Prokka

Overview

Prokka is a widely used command-line tool for rapid annotation of prokaryotic genomes. It coordinates several external feature-prediction tools – including Prodigal for coding sequences, Aragorn for tRNAs, RNAmmer for rRNAs, and SignalP for signal peptides – and produces standardised output files suitable for database submission and downstream analysis.

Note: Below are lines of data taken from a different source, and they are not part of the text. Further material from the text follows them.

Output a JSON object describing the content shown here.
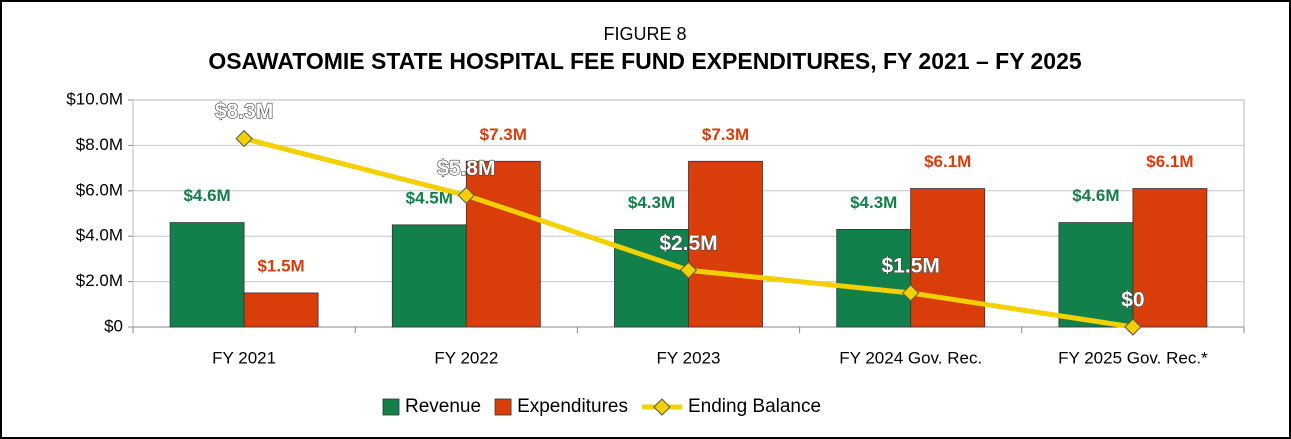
{
  "chart_data": {
    "type": "bar",
    "subtitle": "FIGURE 8",
    "title": "OSAWATOMIE STATE HOSPITAL FEE FUND EXPENDITURES, FY 2021 – FY 2025",
    "categories": [
      "FY 2021",
      "FY 2022",
      "FY 2023",
      "FY 2024 Gov. Rec.",
      "FY 2025 Gov. Rec.*"
    ],
    "series": [
      {
        "name": "Revenue",
        "type": "bar",
        "color": "#11804a",
        "values": [
          4.6,
          4.5,
          4.3,
          4.3,
          4.6
        ],
        "value_labels": [
          "$4.6M",
          "$4.5M",
          "$4.3M",
          "$4.3M",
          "$4.6M"
        ]
      },
      {
        "name": "Expenditures",
        "type": "bar",
        "color": "#d93e0a",
        "values": [
          1.5,
          7.3,
          7.3,
          6.1,
          6.1
        ],
        "value_labels": [
          "$1.5M",
          "$7.3M",
          "$7.3M",
          "$6.1M",
          "$6.1M"
        ]
      },
      {
        "name": "Ending Balance",
        "type": "line",
        "color": "#f5d000",
        "values": [
          8.3,
          5.8,
          2.5,
          1.5,
          0
        ],
        "value_labels": [
          "$8.3M",
          "$5.8M",
          "$2.5M",
          "$1.5M",
          "$0"
        ]
      }
    ],
    "ylim": [
      0,
      10
    ],
    "yticks": [
      {
        "value": 0,
        "label": "$0"
      },
      {
        "value": 2,
        "label": "$2.0M"
      },
      {
        "value": 4,
        "label": "$4.0M"
      },
      {
        "value": 6,
        "label": "$6.0M"
      },
      {
        "value": 8,
        "label": "$8.0M"
      },
      {
        "value": 10,
        "label": "$10.0M"
      }
    ],
    "grid": true,
    "legend": "bottom"
  }
}
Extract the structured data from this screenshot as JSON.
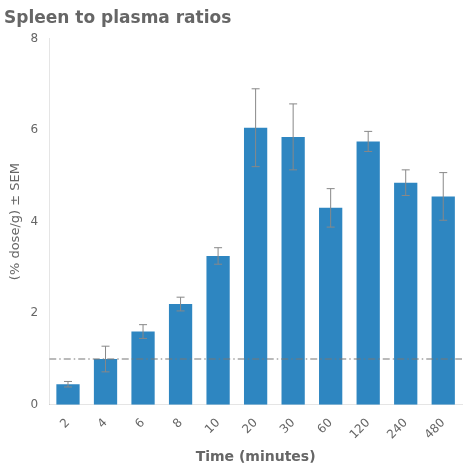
{
  "chart_data": {
    "type": "bar",
    "title": "Spleen to plasma ratios",
    "xlabel": "Time (minutes)",
    "ylabel": "(% dose/g) ± SEM",
    "categories": [
      "2",
      "4",
      "6",
      "8",
      "10",
      "20",
      "30",
      "60",
      "120",
      "240",
      "480"
    ],
    "values": [
      0.45,
      1.0,
      1.6,
      2.2,
      3.25,
      6.05,
      5.85,
      4.3,
      5.75,
      4.85,
      4.55
    ],
    "color": "#2e86c1",
    "error_bars": {
      "values": [
        0.06,
        0.28,
        0.15,
        0.15,
        0.18,
        0.85,
        0.72,
        0.42,
        0.22,
        0.28,
        0.52
      ],
      "color": "#888888"
    },
    "reference_line": {
      "y": 1.0,
      "color": "#777777",
      "line_style": "dashdot"
    },
    "ylim": [
      0,
      8
    ],
    "yticks": [
      0,
      2,
      4,
      6,
      8
    ],
    "grid": false
  }
}
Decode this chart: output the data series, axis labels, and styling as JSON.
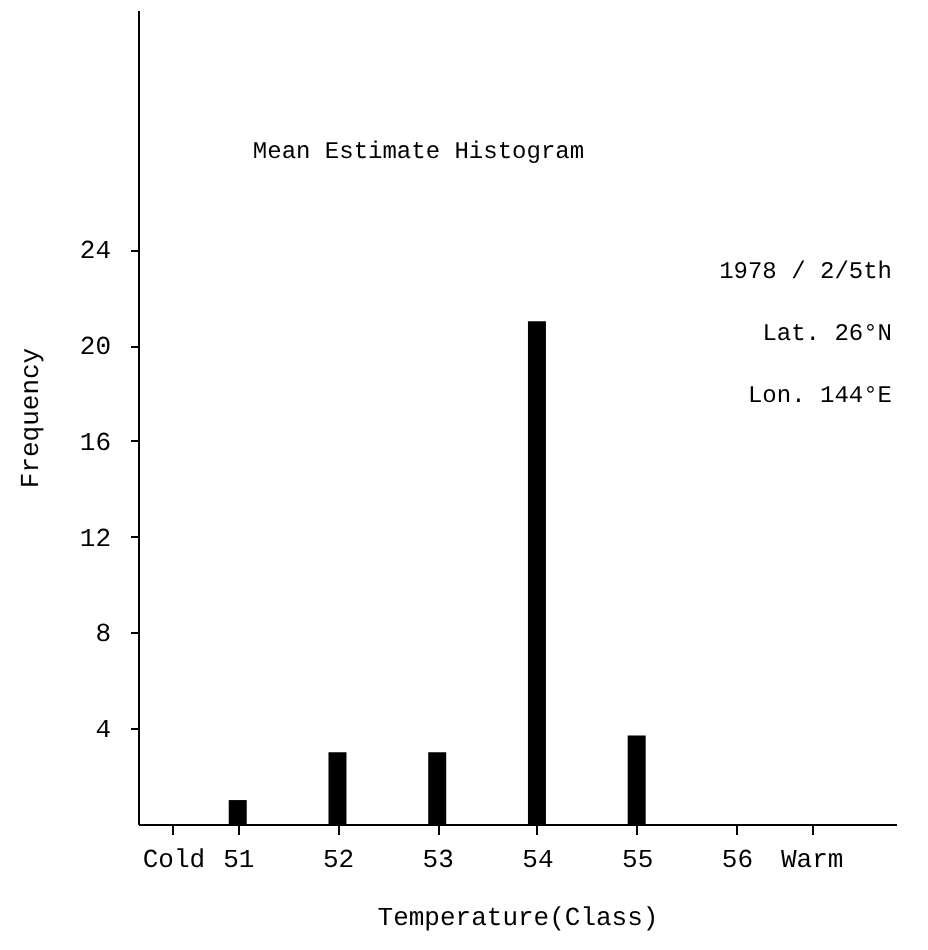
{
  "chart_data": {
    "type": "bar",
    "title": "Mean Estimate Histogram",
    "xlabel": "Temperature(Class)",
    "ylabel": "Frequency",
    "x": [
      51,
      52,
      53,
      54,
      55
    ],
    "values": [
      1,
      3,
      3,
      21,
      3.7
    ],
    "color": "#000000",
    "xlim": [
      50,
      57.6
    ],
    "xticks": [
      {
        "value": 50.35,
        "label": "Cold"
      },
      51,
      52,
      53,
      54,
      55,
      56,
      {
        "value": 56.75,
        "label": "Warm"
      }
    ],
    "ylim": [
      0,
      34
    ],
    "yticks": [
      4,
      8,
      12,
      16,
      20,
      24
    ],
    "annotations": [
      "1978 / 2/5th",
      "Lat.  26°N",
      "Lon. 144°E"
    ],
    "grid": false
  }
}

Prokka is fast, typically annotating a bacterial genome in under ten minutes, and requires no external database download beyond its bundled reference data.

Installation

mamba install -c bioconda prokka

Basic Usage

Annotate a consensus assembly, specifying the output directory, file prefix, and organism taxonomy.

prokka consensus.fasta \
  --outdir prokka_output/ \
  --prefix sample \
  --genus Escherichia --species "coli" \
  --cpus 8

Key Parameters

Flag / option	Description
(positional)	Input genome assembly in FASTA format.
`--outdir`	Output directory for all annotation files.
`--prefix`	Prefix used for output file names (e.g. `sample`).
`--genus` / `--species`	Organism taxonomy used for annotation and output metadata.
`--cpus`	Number of CPU threads to use.
`--kingdom`	Annotation kingdom: `Bacteria` (default), `Archaea`, or `Viruses`.
`--locustag`	Locus tag prefix for gene identifiers.
`--compliant`	Force GenBank/ENA/DDBJ compliance in output files.
`--rfam`	Enable searching for ncRNAs using the Rfam database (slower but more comprehensive).
`--proteins`	Path to a trusted protein FASTA or GenBank file for first-pass annotation against a custom database.

Expected Output

Prokka writes output files to the specified directory, all sharing the prefix given with --prefix:

sample.gff – annotations in GFF3 format with the genome sequence appended.
sample.gbk – annotations in GenBank format.
sample.faa – predicted protein sequences in FASTA format.
sample.ffn – nucleotide sequences of predicted features in FASTA format.
sample.fna – input genome sequence (may be re-named).
sample.tsv – a tab-separated summary of all annotated features.
sample.txt – a plain-text statistics summary with counts of each feature type.
sample.log – the Prokka log file with runtime details.